What does ‘neighborhood mothers’ mean? How does it work? Why is it important? While it may be clear to those who are working within the ethnic relations field, it might not be as self-evident to those who are not familiar with the field. For this reason, I try to answer these questions in this article from the basics.

‘Neighborhood mothers’ is getting more attention in Finnish mainstream media. Earlier this year in July, the national television YLE reported ‘neighborhood mothers’ stories. See the YLE story ‘Neighborhood mothers help new immigrants integrate‘ (source: same article)

I have never heard of ‘neighborhood mothers’ before knowing the ‘neighborhood mothers’ project of Nicehearts in 2015. Not a clue. Feeling slightly embarrassed, I searched on google with ‘neighborhood mothers’ in Mandarin Chinese as key words. I thought with 1.2 billion people speaking Mandarin Chinese, there must be something about this ‘neighborhood mother’ that I could find out. Nothing came up.
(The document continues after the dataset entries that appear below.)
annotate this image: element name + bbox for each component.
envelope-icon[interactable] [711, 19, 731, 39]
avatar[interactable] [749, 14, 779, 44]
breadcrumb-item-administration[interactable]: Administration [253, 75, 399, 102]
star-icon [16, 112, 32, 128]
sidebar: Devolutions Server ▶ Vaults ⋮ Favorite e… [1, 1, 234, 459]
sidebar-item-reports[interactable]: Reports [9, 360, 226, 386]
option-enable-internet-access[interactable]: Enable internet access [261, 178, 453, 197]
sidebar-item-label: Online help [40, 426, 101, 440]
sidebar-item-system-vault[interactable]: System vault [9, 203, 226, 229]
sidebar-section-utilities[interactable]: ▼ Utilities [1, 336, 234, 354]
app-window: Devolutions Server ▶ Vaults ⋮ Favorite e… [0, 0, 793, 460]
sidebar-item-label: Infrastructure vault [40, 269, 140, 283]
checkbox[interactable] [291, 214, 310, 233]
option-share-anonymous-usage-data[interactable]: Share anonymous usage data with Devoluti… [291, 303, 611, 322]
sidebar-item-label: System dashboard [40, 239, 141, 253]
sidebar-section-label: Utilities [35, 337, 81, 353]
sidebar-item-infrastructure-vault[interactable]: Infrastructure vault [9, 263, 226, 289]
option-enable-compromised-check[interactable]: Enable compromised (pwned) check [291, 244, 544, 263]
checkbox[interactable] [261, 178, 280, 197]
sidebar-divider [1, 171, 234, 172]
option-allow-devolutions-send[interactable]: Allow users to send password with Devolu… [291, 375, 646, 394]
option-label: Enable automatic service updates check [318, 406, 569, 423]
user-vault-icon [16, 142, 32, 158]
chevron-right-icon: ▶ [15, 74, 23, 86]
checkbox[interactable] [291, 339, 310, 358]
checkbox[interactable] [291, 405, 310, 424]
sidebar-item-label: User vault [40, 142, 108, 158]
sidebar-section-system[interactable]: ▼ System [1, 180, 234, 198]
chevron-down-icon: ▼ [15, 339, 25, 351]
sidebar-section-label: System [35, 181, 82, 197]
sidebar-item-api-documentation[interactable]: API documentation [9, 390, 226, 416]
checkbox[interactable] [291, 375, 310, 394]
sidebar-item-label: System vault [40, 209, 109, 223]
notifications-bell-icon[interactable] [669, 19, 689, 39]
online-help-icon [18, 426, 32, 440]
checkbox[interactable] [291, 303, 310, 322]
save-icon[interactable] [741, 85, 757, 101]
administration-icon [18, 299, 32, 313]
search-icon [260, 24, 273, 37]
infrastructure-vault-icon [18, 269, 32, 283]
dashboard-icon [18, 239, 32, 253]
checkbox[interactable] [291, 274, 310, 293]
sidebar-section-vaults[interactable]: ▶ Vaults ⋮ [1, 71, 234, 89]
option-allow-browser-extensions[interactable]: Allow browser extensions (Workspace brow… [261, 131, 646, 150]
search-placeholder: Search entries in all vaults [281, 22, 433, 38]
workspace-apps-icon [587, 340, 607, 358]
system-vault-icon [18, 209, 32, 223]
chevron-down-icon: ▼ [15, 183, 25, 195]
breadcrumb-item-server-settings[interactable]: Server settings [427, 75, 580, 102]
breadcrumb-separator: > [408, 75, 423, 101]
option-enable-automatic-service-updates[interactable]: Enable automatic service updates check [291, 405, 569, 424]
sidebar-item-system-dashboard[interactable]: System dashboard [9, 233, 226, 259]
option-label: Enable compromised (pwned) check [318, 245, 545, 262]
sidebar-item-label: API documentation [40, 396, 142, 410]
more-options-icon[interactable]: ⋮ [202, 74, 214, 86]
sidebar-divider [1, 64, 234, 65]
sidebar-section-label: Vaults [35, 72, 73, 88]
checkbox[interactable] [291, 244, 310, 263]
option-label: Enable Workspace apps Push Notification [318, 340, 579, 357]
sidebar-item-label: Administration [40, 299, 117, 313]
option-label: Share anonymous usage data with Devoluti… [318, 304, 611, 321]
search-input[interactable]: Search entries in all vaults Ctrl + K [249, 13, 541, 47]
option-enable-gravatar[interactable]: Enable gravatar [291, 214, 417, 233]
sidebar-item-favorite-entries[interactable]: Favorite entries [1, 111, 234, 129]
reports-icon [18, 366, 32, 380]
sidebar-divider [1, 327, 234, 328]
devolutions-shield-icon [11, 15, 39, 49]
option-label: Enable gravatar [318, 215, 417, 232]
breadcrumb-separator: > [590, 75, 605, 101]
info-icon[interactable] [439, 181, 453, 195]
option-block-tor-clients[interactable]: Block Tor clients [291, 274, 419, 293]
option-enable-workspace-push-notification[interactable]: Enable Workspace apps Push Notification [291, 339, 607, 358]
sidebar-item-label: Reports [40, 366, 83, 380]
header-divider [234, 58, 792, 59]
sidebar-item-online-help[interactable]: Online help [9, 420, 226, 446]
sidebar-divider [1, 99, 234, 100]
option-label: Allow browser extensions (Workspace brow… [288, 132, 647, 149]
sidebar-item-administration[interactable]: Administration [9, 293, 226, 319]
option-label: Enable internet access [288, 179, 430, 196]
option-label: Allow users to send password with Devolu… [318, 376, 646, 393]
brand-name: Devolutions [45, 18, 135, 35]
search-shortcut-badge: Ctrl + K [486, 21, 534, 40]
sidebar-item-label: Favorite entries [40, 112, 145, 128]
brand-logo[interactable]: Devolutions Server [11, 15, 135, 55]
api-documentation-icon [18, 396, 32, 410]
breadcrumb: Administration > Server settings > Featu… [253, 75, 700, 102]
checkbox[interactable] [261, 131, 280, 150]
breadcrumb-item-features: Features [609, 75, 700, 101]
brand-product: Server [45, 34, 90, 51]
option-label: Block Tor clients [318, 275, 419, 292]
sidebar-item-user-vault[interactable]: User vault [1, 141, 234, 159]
It turned out that ‘neighborhood mothers’ was a project initiated here in Europe. In Denmark, it was called ‘Bydelsmødre’ and was originally a local project aimed to support primarily immigrant women. It was then rapidly grew and became relatively well-developed across Denmark. Relevant materials on different ‘neighborhood mothers’ modules can be found on their official website.

In Germnay, it was called ‘Stadtteilmütter’ and was implemented in Berlin-Neukölln area in 2004 (Metropolis). It was originally served as a function to reach out to immigrant families and to bridge the gap between Berlin’s Bureaucratic integration policy. But why Berlin-Neukölln? It was because the conventional method was not suitable for this neighborhood. Berlin-Neukölln was an ethnically diverse community and 20%-25% of Neukölln’s residents are non-German nationals. It was also a region with diverse religion: it had a population of around 300,000, with one in four (75,000) are Muslim (Brantley, Cho & Langer, 2009). If we put it in the context of Vantaa, the whole population in the municipality of Vantaa is 0.7 times compared to the population of Berlin-Neukölln. In terms of foreign nationals, Berlin-Neukölln was as diverse as Veromies (24%), Havukoski (20.7%) or Mikkola (20.5%) (Vantaan Kaupunki, 2016). As suggested in the name, ’neighborhood mothers’ also tried to dialogue with the intersectionality of gender and ethnicity. The participants of ‘neighborhood mothers’ were mainly immigrant women, who played essential roles in creating safety and stability for the family. To sum up, it was an initiative that was timely and important. It could be considered a key grassroots measure to respond to the current immigrant situation in Finland, and Europe as a whole.

Figures about displaced people (source: UNHCR)
Asylum seekers and decisions concerning them 2015 (source: MIGRI)

I feel fortunate and privileged to get to know ‘neighborhood mothers’ project in Finland. Now I have more idea what historical context ‘neighborhood mothers’ originated from and what kind of supportive network it aimed to build. I look forward to participate in the events of ‘neighborhood mothers’ and get to know how it is done in practice.

– Author: Grace Gao



Metropolis. ‘Neighbourhood Mothers’

Brantley, Ally, Cho, Michelle and Langer, Ruth (2009) Stadtteilmütter: Approaching Integration Through Education in Berlin-Neukölln

Vantaan Kaupunki (2016). Vantaa Alueittain 2015.